Je m'arrête dans une petite librairie voulant m'acheter un livre pour faire que le vol me semble moins long. Je me faufile entre les rayons, évitant de pousser les nombreux touristes présents dans la boutique. Je flâne à la recherche de mon bonheur, quand soudain mon regard s'arrête sur une étale, bien loin de trouver un livre plaisant, je me retrouve nez à nez devant une multitude de Louis miniatures en train de sortir d'un bar branché de la capitale française, accompagné d'une jolie blonde pulpeuse tout aussi amoché que le principal intéressé. En première page de la presse people un titre pour le moins aguicheur, écrits en gros ces mots : « Le dauphin Louis, bien accompagné pour oublier la mort de sa fiancée ». Je m'en éloigne, ne voulant en lire plus.

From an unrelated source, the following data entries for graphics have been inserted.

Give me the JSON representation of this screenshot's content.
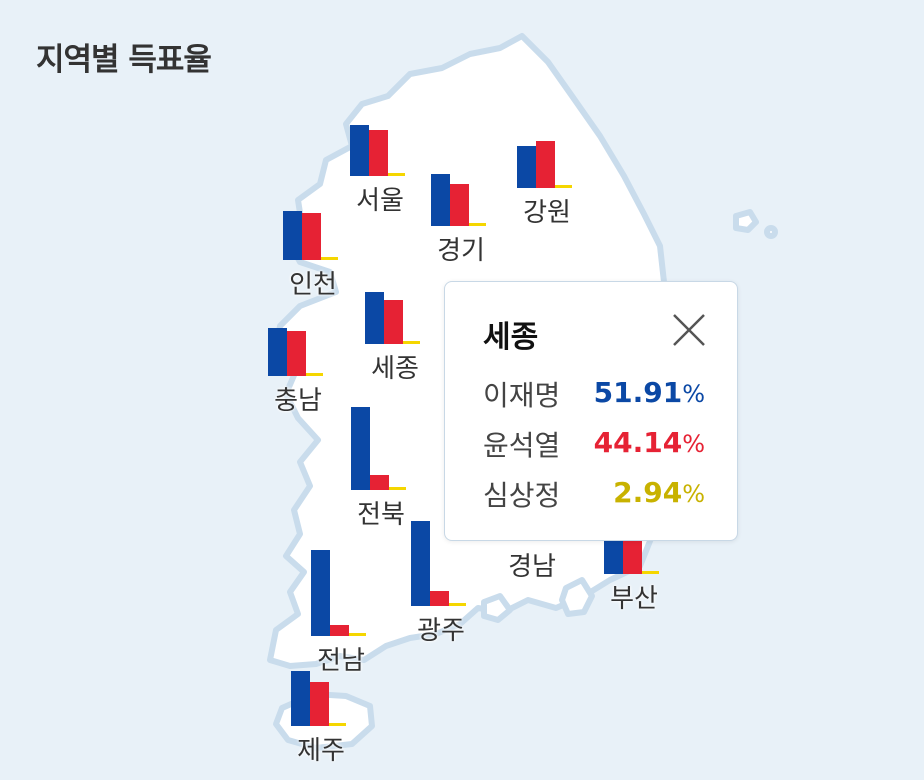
{
  "title": "지역별 득표율",
  "colors": {
    "candidate1": "#0b48a5",
    "candidate2": "#e62234",
    "candidate3": "#f5d600",
    "candidate3_text": "#c8b200"
  },
  "regions": [
    {
      "name": "서울",
      "shares": [
        50.56,
        45.73,
        2.93
      ]
    },
    {
      "name": "인천",
      "shares": [
        48.91,
        47.05,
        2.79
      ]
    },
    {
      "name": "경기",
      "shares": [
        52.2,
        41.71,
        3.12
      ]
    },
    {
      "name": "강원",
      "shares": [
        41.56,
        47.27,
        2.98
      ]
    },
    {
      "name": "세종",
      "shares": [
        51.91,
        44.14,
        2.94
      ]
    },
    {
      "name": "충남",
      "shares": [
        47.68,
        45.36,
        2.86
      ]
    },
    {
      "name": "전북",
      "shares": [
        82.65,
        14.6,
        1.84
      ]
    },
    {
      "name": "전남",
      "shares": [
        85.87,
        11.25,
        1.51
      ]
    },
    {
      "name": "광주",
      "shares": [
        84.77,
        14.66,
        1.66
      ]
    },
    {
      "name": "경남",
      "shares": []
    },
    {
      "name": "부산",
      "shares": [
        40.14,
        51.39,
        2.78
      ]
    },
    {
      "name": "제주",
      "shares": [
        54.76,
        43.94,
        2.6
      ]
    }
  ],
  "popup": {
    "region": "세종",
    "close_icon": "close-icon",
    "candidates": [
      {
        "name": "이재명",
        "value": "51.91",
        "unit": "%",
        "color": "#0b48a5"
      },
      {
        "name": "윤석열",
        "value": "44.14",
        "unit": "%",
        "color": "#e62234"
      },
      {
        "name": "심상정",
        "value": "2.94",
        "unit": "%",
        "color": "#c8b200"
      }
    ]
  }
}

Encore énervée par ces torchons que beaucoup trop de gens achètent, je prends le premier livre best-seller qui me tombe sous la main et file à la caisse payer pour pouvoir aller embarquer, et me retrouver loin de ce stupide prince qui veut sa propre perte.

La clé dans la serrure, j'ouvre mon petit appartement. À peine rentrer chez moi, je me déchausse et me sépare de ma veste. La différence de température entre la France et l'Argentine est violente. Dès que j'ai posé un pied hors de l'aéroport, j'ai senti la chaleur m'étouffer. J'abandonne mes clés sur le comptoir de ma cuisine et attrape un verre dans lequel je me fais couler de l'eau fraiche. J'ai la bouche pâteuse, j'ai dormi durant toute la durée de vol, et je crois bien, pour le malheur des personnes assises près de moi que j'ai ronflé tout du long.

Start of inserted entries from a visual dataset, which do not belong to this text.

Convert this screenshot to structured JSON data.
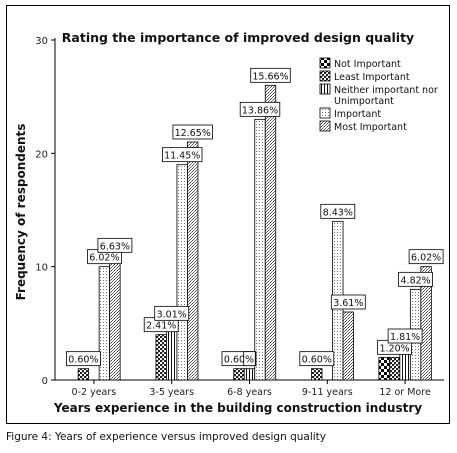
{
  "caption": "Figure 4: Years of experience versus improved design quality",
  "chart_data": {
    "type": "bar",
    "title": "Rating the importance of improved design quality",
    "xlabel": "Years experience in the building construction industry",
    "ylabel": "Frequency of respondents",
    "ylim": [
      0,
      30
    ],
    "yticks": [
      0,
      10,
      20,
      30
    ],
    "categories": [
      "0-2 years",
      "3-5 years",
      "6-8 years",
      "9-11 years",
      "12 or More"
    ],
    "series": [
      {
        "name": "Not Important",
        "values": [
          0,
          0,
          0,
          0,
          2
        ],
        "labels": [
          "",
          "",
          "",
          "",
          ""
        ]
      },
      {
        "name": "Least Important",
        "values": [
          1,
          4,
          1,
          1,
          2
        ],
        "labels": [
          "0.60%",
          "2.41%",
          "0.60%",
          "0.60%",
          "1.20%"
        ]
      },
      {
        "name": "Neither important nor Unimportant",
        "values": [
          0,
          5,
          1,
          0,
          3
        ],
        "labels": [
          "",
          "3.01%",
          "%",
          "",
          "1.81%"
        ]
      },
      {
        "name": "Important",
        "values": [
          10,
          19,
          23,
          14,
          8
        ],
        "labels": [
          "6.02%",
          "11.45%",
          "13.86%",
          "8.43%",
          "4.82%"
        ]
      },
      {
        "name": "Most Important",
        "values": [
          11,
          21,
          26,
          6,
          10
        ],
        "labels": [
          "6.63%",
          "12.65%",
          "15.66%",
          "3.61%",
          "6.02%"
        ]
      }
    ],
    "legend_position": "top-right",
    "grid": false
  }
}
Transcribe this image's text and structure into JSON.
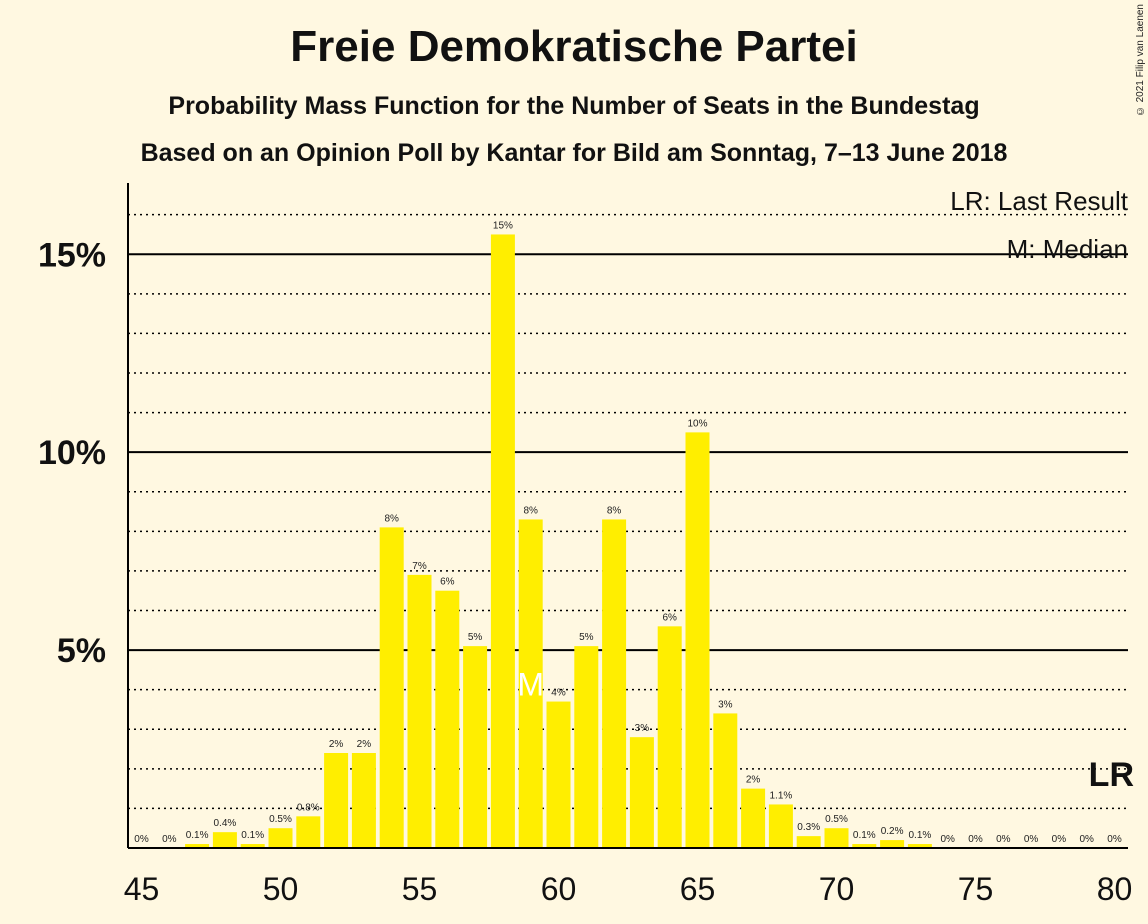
{
  "title": "Freie Demokratische Partei",
  "subtitle": "Probability Mass Function for the Number of Seats in the Bundestag",
  "subtitle2": "Based on an Opinion Poll by Kantar for Bild am Sonntag, 7–13 June 2018",
  "copyright": "© 2021 Filip van Laenen",
  "legend": {
    "last_result": "LR: Last Result",
    "median": "M: Median"
  },
  "colors": {
    "bar": "#FFEE00",
    "background": "#FFF8E1",
    "text": "#111111"
  },
  "chart_data": {
    "type": "bar",
    "title": "Freie Demokratische Partei",
    "x": [
      45,
      46,
      47,
      48,
      49,
      50,
      51,
      52,
      53,
      54,
      55,
      56,
      57,
      58,
      59,
      60,
      61,
      62,
      63,
      64,
      65,
      66,
      67,
      68,
      69,
      70,
      71,
      72,
      73,
      74,
      75,
      76,
      77,
      78,
      79,
      80
    ],
    "values": [
      0,
      0,
      0.1,
      0.4,
      0.1,
      0.5,
      0.8,
      2.4,
      2.4,
      8.1,
      6.9,
      6.5,
      5.1,
      15.5,
      8.3,
      3.7,
      5.1,
      8.3,
      2.8,
      5.6,
      10.5,
      3.4,
      1.5,
      1.1,
      0.3,
      0.5,
      0.1,
      0.2,
      0.1,
      0,
      0,
      0,
      0,
      0,
      0,
      0
    ],
    "labels": [
      "0%",
      "0%",
      "0.1%",
      "0.4%",
      "0.1%",
      "0.5%",
      "0.8%",
      "2%",
      "2%",
      "8%",
      "7%",
      "6%",
      "5%",
      "15%",
      "8%",
      "4%",
      "5%",
      "8%",
      "3%",
      "6%",
      "10%",
      "3%",
      "2%",
      "1.1%",
      "0.3%",
      "0.5%",
      "0.1%",
      "0.2%",
      "0.1%",
      "0%",
      "0%",
      "0%",
      "0%",
      "0%",
      "0%",
      "0%"
    ],
    "x_ticks": [
      45,
      50,
      55,
      60,
      65,
      70,
      75,
      80
    ],
    "y_ticks": [
      {
        "value": 5,
        "label": "5%"
      },
      {
        "value": 10,
        "label": "10%"
      },
      {
        "value": 15,
        "label": "15%"
      }
    ],
    "ylim": [
      0,
      16.8
    ],
    "grid": "dotted every 1%, solid every 5%",
    "median_seat": 59,
    "median_marker": "M",
    "last_result_seat": 80,
    "last_result_marker": "LR"
  }
}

Je me traîne moi et ma valise jusque dans ma chambre. Je l'éventre à même le sol mais ni touche finalement pas. Mon appartement est resté trop longtemps fermé, l'odeur de renfermer se fait déjà ressentir. J'ouvre la fenêtre de la pièce pour essayer de faire entrer de l'air. Malheureusement, dans cette ville l'air se fait rare. En bas, le bruit de la rue monte jusqu'à mes oreilles. Des voitures, des klaxons, des passants, des discussions... Je soupire d'aise. Je suis de retour dans ma ville de cœur.

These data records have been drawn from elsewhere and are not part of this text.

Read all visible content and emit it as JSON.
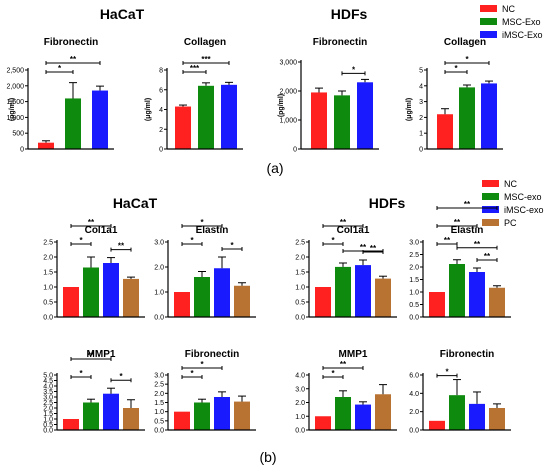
{
  "figure": {
    "group_titles": {
      "a_left": "HaCaT",
      "a_right": "HDFs",
      "b_left": "HaCaT",
      "b_right": "HDFs"
    },
    "panel_labels": {
      "a": "(a)",
      "b": "(b)"
    },
    "legend_a": [
      {
        "label": "NC",
        "color": "#ff2020"
      },
      {
        "label": "MSC-Exo",
        "color": "#0e8a0e"
      },
      {
        "label": "iMSC-Exo",
        "color": "#1a1aff"
      }
    ],
    "legend_b": [
      {
        "label": "NC",
        "color": "#ff2020"
      },
      {
        "label": "MSC-exo",
        "color": "#0e8a0e"
      },
      {
        "label": "iMSC-exo",
        "color": "#1a1aff"
      },
      {
        "label": "PC",
        "color": "#b87333"
      }
    ]
  },
  "chart_data": [
    {
      "type": "bar",
      "title": "Fibronectin",
      "ylabel": "(pg/ml)",
      "categories": [
        "NC",
        "MSC-Exo",
        "iMSC-Exo"
      ],
      "values": [
        200,
        1600,
        1850
      ],
      "errors": [
        60,
        500,
        140
      ],
      "ylim": [
        0,
        2500
      ],
      "yticks": [
        "0",
        "500",
        "1,000",
        "1,500",
        "2,000",
        "2,500"
      ],
      "significance": [
        {
          "from": 0,
          "to": 1,
          "label": "*"
        },
        {
          "from": 0,
          "to": 2,
          "label": "**"
        }
      ]
    },
    {
      "type": "bar",
      "title": "Collagen",
      "ylabel": "(μg/ml)",
      "categories": [
        "NC",
        "MSC-Exo",
        "iMSC-Exo"
      ],
      "values": [
        4.3,
        6.4,
        6.5
      ],
      "errors": [
        0.15,
        0.3,
        0.25
      ],
      "ylim": [
        0,
        8
      ],
      "yticks": [
        "0",
        "2",
        "4",
        "6",
        "8"
      ],
      "significance": [
        {
          "from": 0,
          "to": 1,
          "label": "***"
        },
        {
          "from": 0,
          "to": 2,
          "label": "***"
        }
      ]
    },
    {
      "type": "bar",
      "title": "Fibronectin",
      "ylabel": "(pg/ml)",
      "categories": [
        "NC",
        "MSC-Exo",
        "iMSC-Exo"
      ],
      "values": [
        1950,
        1850,
        2300
      ],
      "errors": [
        150,
        150,
        100
      ],
      "ylim": [
        0,
        3000
      ],
      "yticks": [
        "0",
        "1,000",
        "2,000",
        "3,000"
      ],
      "significance": [
        {
          "from": 1,
          "to": 2,
          "label": "*"
        }
      ]
    },
    {
      "type": "bar",
      "title": "Collagen",
      "ylabel": "(μg/ml)",
      "categories": [
        "NC",
        "MSC-Exo",
        "iMSC-Exo"
      ],
      "values": [
        2.2,
        3.9,
        4.15
      ],
      "errors": [
        0.35,
        0.15,
        0.15
      ],
      "ylim": [
        0,
        5
      ],
      "yticks": [
        "0",
        "1",
        "2",
        "3",
        "4",
        "5"
      ],
      "significance": [
        {
          "from": 0,
          "to": 1,
          "label": "*"
        },
        {
          "from": 0,
          "to": 2,
          "label": "*"
        }
      ]
    },
    {
      "type": "bar",
      "title": "Col1a1",
      "categories": [
        "NC",
        "MSC-exo",
        "iMSC-exo",
        "PC"
      ],
      "values": [
        1.0,
        1.65,
        1.8,
        1.27
      ],
      "errors": [
        0.0,
        0.35,
        0.18,
        0.06
      ],
      "ylim": [
        0,
        2.5
      ],
      "yticks": [
        "0.0",
        "0.5",
        "1.0",
        "1.5",
        "2.0",
        "2.5"
      ],
      "significance": [
        {
          "from": 0,
          "to": 1,
          "label": "*"
        },
        {
          "from": 0,
          "to": 2,
          "label": "**"
        },
        {
          "from": 2,
          "to": 3,
          "label": "**"
        }
      ]
    },
    {
      "type": "bar",
      "title": "Elastin",
      "categories": [
        "NC",
        "MSC-exo",
        "iMSC-exo",
        "PC"
      ],
      "values": [
        1.0,
        1.6,
        1.95,
        1.25
      ],
      "errors": [
        0.0,
        0.22,
        0.45,
        0.12
      ],
      "ylim": [
        0,
        3.0
      ],
      "yticks": [
        "0.0",
        "1.0",
        "2.0",
        "3.0"
      ],
      "significance": [
        {
          "from": 0,
          "to": 1,
          "label": "*"
        },
        {
          "from": 0,
          "to": 2,
          "label": "*"
        },
        {
          "from": 2,
          "to": 3,
          "label": "*"
        }
      ]
    },
    {
      "type": "bar",
      "title": "Col1a1",
      "categories": [
        "NC",
        "MSC-exo",
        "iMSC-exo",
        "PC"
      ],
      "values": [
        1.0,
        1.67,
        1.73,
        1.28
      ],
      "errors": [
        0.0,
        0.13,
        0.17,
        0.08
      ],
      "ylim": [
        0,
        2.5
      ],
      "yticks": [
        "0.0",
        "0.5",
        "1.0",
        "1.5",
        "2.0",
        "2.5"
      ],
      "significance": [
        {
          "from": 0,
          "to": 1,
          "label": "*"
        },
        {
          "from": 0,
          "to": 2,
          "label": "**"
        },
        {
          "from": 1,
          "to": 3,
          "label": "**"
        },
        {
          "from": 2,
          "to": 3,
          "label": "**"
        }
      ]
    },
    {
      "type": "bar",
      "title": "Elastin",
      "categories": [
        "NC",
        "MSC-exo",
        "iMSC-exo",
        "PC"
      ],
      "values": [
        1.0,
        2.12,
        1.8,
        1.17
      ],
      "errors": [
        0.0,
        0.17,
        0.16,
        0.08
      ],
      "ylim": [
        0,
        3.0
      ],
      "yticks": [
        "0.0",
        "0.5",
        "1.0",
        "1.5",
        "2.0",
        "2.5",
        "3.0"
      ],
      "significance": [
        {
          "from": 0,
          "to": 1,
          "label": "**"
        },
        {
          "from": 0,
          "to": 2,
          "label": "**"
        },
        {
          "from": 0,
          "to": 3,
          "label": "**"
        },
        {
          "from": 1,
          "to": 3,
          "label": "**"
        },
        {
          "from": 2,
          "to": 3,
          "label": "**"
        }
      ]
    },
    {
      "type": "bar",
      "title": "MMP1",
      "categories": [
        "NC",
        "MSC-exo",
        "iMSC-exo",
        "PC"
      ],
      "values": [
        1.0,
        2.5,
        3.3,
        2.0
      ],
      "errors": [
        0.0,
        0.3,
        0.5,
        0.75
      ],
      "ylim": [
        0,
        5.0
      ],
      "yticks": [
        "0.0",
        "0.5",
        "1.0",
        "1.5",
        "2.0",
        "2.5",
        "3.0",
        "3.5",
        "4.0",
        "4.5",
        "5.0"
      ],
      "significance": [
        {
          "from": 0,
          "to": 1,
          "label": "*"
        },
        {
          "from": 0,
          "to": 2,
          "label": "**"
        },
        {
          "from": 2,
          "to": 3,
          "label": "*"
        }
      ]
    },
    {
      "type": "bar",
      "title": "Fibronectin",
      "categories": [
        "NC",
        "MSC-exo",
        "iMSC-exo",
        "PC"
      ],
      "values": [
        1.0,
        1.5,
        1.8,
        1.55
      ],
      "errors": [
        0.0,
        0.18,
        0.28,
        0.3
      ],
      "ylim": [
        0,
        3.0
      ],
      "yticks": [
        "0.0",
        "0.5",
        "1.0",
        "1.5",
        "2.0",
        "2.5",
        "3.0"
      ],
      "significance": [
        {
          "from": 0,
          "to": 1,
          "label": "*"
        },
        {
          "from": 0,
          "to": 2,
          "label": "*"
        }
      ]
    },
    {
      "type": "bar",
      "title": "MMP1",
      "categories": [
        "NC",
        "MSC-exo",
        "iMSC-exo",
        "PC"
      ],
      "values": [
        1.0,
        2.4,
        1.85,
        2.6
      ],
      "errors": [
        0.0,
        0.45,
        0.2,
        0.7
      ],
      "ylim": [
        0,
        4.0
      ],
      "yticks": [
        "0.0",
        "1.0",
        "2.0",
        "3.0",
        "4.0"
      ],
      "significance": [
        {
          "from": 0,
          "to": 1,
          "label": "*"
        },
        {
          "from": 0,
          "to": 2,
          "label": "**"
        }
      ]
    },
    {
      "type": "bar",
      "title": "Fibronectin",
      "categories": [
        "NC",
        "MSC-exo",
        "iMSC-exo",
        "PC"
      ],
      "values": [
        1.0,
        3.8,
        2.85,
        2.4
      ],
      "errors": [
        0.0,
        1.7,
        1.3,
        0.45
      ],
      "ylim": [
        0,
        6.0
      ],
      "yticks": [
        "0.0",
        "2.0",
        "4.0",
        "6.0"
      ],
      "significance": [
        {
          "from": 0,
          "to": 1,
          "label": "*"
        }
      ]
    }
  ]
}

Ces derniers jours ont été tellement éprouvants. Je suis heureuse d'être rentrée, d'être au calme dans mon petit appartement. J'ai envie de reprendre ma vie là où je l'avais laissée. Bien sûr, je sais que je ne pourrais pas revenir en arrière et que ma vie ne sera jamais plus pareille. Ma grande sœur nous a quitté, et je n'ai pas le pouvoir de la faire revenir à mes côtés. Mon mariage a été arrangé par mes parents, et même si j'ai la possibilité d'y mettre un terme, je suis contrainte de l'accepter. Alors oui, être ici ne fait pas tout revenir là où je l'ai laissé avant de partir, toute fois, être ici m'éloigne de tous ces changements. Le temps d'un instant, j'ai l'impression d'être juste une étudiante loin de sa famille, sans future vie royale, sans la perte d'un être cher. Et rien que pour tout ceci, cela me fait du bien.